Comfort Care

February 1, 2005

A possible hospice barrier is the requirement that patients forego further curative care.

In 1988, at age 53, Bob had a ruptured aortic aneurysm. About six years later, he was diagnosed with congestive heart failure (CHF). He's been unable to work ever since. Over the next few decades, Bob experienced six more aneurysms and underwent open-heart surgery more times than he cares to remember-and now he's on kidney dialysis.

Today, this once-rugged mill worker doesn't have the strength to open an aluminum soft drink can. "I am getting weaker and weaker," says Bob, who is a member in SecurityBlue, a Highmark Blue Cross Blue Shield Medicare HMO. He participates in an advance-care planning, or end–of–life care, program Highmark has with Heritage Valley Health System, a hospital system in Western Pennsylvania. The program is for people who are in their last six months of life.

"The [Highmark] program has encouraged us to make our treatment wishes known and involve our children in the process," says Judy, age 64.

As a practicing geriatrician, Judith Black, MD, medical director, senior products for Highmark, has first-hand experience of the emotional turmoil that occurs when families are forced to make healthcare decisions for loved ones at end–of–life without knowing that person's wishes. "When I brought these issues to senior management's attention, most were receptive," Dr. Black says. "Many had experienced those issues personally and realize the potential impact to our membership."

Highmark and other managed care organizations believe that end–of–life care is simply good medicine. MCOs are beginning to recognize that end–of–life care needs to accompany the everyday care members receive, and that it is a cultural issue that should involve health systems, payers, providers and the general public.

"[End–of–life] care is the right thing to do from a quality-of-life perspective, which happens to be less costly," says Philip M. Bonaparte, MD, chief medical officer, Horizon NJ Health. "Financial is never discussed.
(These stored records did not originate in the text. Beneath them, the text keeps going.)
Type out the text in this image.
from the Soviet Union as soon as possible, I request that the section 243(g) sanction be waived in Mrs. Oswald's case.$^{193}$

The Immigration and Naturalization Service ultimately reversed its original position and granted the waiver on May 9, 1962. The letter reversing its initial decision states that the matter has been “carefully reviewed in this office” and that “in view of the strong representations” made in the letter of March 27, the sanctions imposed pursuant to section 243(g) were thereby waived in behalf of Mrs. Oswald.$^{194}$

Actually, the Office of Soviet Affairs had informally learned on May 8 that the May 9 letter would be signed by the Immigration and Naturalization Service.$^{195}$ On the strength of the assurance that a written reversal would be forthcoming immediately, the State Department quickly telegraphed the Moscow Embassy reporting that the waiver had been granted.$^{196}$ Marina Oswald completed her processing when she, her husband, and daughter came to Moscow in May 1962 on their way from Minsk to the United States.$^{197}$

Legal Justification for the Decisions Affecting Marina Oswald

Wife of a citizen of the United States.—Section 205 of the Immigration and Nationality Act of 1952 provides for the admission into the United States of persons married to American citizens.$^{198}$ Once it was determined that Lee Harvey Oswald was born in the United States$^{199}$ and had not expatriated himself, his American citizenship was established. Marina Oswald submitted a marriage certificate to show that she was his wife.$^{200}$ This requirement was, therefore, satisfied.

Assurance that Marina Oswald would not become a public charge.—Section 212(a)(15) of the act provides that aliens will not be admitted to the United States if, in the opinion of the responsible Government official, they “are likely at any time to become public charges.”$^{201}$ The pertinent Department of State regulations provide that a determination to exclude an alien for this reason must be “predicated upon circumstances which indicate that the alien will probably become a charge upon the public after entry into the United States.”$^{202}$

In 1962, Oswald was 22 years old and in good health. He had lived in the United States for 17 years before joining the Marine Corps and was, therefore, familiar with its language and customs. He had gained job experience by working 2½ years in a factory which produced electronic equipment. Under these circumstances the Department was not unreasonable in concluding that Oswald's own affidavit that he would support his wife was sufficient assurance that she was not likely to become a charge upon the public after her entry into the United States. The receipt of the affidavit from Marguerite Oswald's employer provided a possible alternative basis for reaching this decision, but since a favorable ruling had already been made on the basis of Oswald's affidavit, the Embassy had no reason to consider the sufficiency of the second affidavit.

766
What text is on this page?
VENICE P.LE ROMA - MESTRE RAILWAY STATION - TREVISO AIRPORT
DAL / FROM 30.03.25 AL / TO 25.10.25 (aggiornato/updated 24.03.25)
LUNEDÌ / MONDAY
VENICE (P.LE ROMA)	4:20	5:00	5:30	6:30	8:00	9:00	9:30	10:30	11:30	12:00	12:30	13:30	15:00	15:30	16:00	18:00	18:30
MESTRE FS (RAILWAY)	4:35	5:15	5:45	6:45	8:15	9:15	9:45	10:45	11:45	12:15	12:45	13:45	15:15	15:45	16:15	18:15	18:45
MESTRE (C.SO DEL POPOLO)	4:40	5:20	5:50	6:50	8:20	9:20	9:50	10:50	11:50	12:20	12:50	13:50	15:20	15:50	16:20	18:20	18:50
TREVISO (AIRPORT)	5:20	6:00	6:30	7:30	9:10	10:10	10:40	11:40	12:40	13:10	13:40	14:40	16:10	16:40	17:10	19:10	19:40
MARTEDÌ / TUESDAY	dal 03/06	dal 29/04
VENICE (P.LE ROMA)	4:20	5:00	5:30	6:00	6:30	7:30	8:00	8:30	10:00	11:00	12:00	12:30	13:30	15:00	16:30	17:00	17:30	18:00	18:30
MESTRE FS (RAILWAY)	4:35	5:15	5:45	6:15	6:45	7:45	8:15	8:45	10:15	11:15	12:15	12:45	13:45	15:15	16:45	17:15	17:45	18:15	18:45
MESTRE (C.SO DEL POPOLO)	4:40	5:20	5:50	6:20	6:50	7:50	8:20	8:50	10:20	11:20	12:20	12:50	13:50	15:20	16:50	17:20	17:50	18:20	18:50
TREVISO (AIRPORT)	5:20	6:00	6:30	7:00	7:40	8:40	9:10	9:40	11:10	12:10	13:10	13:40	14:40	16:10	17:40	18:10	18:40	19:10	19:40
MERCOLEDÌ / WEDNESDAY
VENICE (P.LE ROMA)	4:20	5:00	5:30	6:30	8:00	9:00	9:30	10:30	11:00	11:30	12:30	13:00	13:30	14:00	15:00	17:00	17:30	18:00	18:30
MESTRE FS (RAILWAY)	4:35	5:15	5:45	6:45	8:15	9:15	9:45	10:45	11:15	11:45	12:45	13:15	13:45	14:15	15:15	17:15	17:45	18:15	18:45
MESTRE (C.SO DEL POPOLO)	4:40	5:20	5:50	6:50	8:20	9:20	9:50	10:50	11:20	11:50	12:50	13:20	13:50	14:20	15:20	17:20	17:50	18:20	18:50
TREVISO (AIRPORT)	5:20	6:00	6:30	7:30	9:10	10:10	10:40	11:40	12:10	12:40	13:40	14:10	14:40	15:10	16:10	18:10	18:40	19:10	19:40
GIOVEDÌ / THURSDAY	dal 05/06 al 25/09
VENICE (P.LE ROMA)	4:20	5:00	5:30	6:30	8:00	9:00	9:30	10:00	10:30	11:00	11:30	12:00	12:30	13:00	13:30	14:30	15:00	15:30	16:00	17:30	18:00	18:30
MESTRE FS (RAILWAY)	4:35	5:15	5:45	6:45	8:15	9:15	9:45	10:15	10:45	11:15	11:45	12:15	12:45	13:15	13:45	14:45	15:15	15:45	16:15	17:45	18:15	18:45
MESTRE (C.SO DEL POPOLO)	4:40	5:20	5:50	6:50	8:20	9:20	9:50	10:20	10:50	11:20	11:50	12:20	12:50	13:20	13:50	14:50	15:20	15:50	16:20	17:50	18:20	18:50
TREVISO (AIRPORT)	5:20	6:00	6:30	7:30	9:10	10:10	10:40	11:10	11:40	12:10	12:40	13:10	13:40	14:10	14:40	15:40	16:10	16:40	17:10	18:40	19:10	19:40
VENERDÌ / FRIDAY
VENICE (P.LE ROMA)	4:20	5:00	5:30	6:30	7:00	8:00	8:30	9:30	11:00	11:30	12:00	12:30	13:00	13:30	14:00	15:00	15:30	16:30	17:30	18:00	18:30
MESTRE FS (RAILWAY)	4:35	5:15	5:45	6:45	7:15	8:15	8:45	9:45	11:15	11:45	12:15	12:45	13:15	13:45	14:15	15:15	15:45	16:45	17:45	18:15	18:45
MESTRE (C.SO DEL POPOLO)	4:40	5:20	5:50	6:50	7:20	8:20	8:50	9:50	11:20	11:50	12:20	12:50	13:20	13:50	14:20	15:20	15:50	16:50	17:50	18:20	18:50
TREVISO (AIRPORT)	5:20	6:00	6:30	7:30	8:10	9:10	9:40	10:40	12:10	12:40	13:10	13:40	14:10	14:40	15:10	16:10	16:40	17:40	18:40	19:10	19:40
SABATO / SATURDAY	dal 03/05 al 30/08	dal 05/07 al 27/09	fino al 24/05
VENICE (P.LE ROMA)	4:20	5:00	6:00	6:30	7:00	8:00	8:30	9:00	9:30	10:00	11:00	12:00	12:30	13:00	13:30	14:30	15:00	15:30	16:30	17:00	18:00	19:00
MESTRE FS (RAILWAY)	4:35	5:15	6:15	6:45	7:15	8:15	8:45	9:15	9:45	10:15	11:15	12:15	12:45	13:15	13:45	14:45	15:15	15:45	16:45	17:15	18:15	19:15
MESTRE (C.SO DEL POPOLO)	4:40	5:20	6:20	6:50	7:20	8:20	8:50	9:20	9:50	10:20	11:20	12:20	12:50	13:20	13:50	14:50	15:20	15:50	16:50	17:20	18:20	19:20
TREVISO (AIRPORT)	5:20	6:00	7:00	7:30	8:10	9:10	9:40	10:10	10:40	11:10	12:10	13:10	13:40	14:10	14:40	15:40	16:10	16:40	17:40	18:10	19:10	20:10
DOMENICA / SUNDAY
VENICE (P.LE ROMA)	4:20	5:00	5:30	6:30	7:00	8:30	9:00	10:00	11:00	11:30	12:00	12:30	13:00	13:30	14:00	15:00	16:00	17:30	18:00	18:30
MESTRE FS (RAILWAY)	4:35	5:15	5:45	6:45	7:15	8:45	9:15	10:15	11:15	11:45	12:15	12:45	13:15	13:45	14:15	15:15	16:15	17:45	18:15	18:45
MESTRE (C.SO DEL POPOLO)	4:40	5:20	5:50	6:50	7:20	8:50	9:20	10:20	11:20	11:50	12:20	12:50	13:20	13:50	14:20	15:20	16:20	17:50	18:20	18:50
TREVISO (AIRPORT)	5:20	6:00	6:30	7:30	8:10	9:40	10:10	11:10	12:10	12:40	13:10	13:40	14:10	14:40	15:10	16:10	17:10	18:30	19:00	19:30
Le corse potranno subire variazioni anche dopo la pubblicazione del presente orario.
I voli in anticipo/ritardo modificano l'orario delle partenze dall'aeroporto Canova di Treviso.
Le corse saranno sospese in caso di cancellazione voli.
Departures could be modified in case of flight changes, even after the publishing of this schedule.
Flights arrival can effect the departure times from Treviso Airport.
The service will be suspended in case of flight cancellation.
Quality is key."

In this case, according to Pam Persichilli, RNC, CMCN, director of utilization management at Horizon NJ Health, "quality becomes comfort, and independence is important."

Perceptions of quality care differ from a cultural perspective, so achieving quality requires cultural sensitivity when approaching end–of–life issues, according to William C. Popik, MD, Aetna's chief medical officer. "Different cultures perceive death and dying differently," Dr. Popik says "What might be appropriate behavior in one culture-such as speaking directly about care issues with the person who is dying-may not be acceptable in another culture, where these conversations should more appropriately be held with the spouse or eldest child."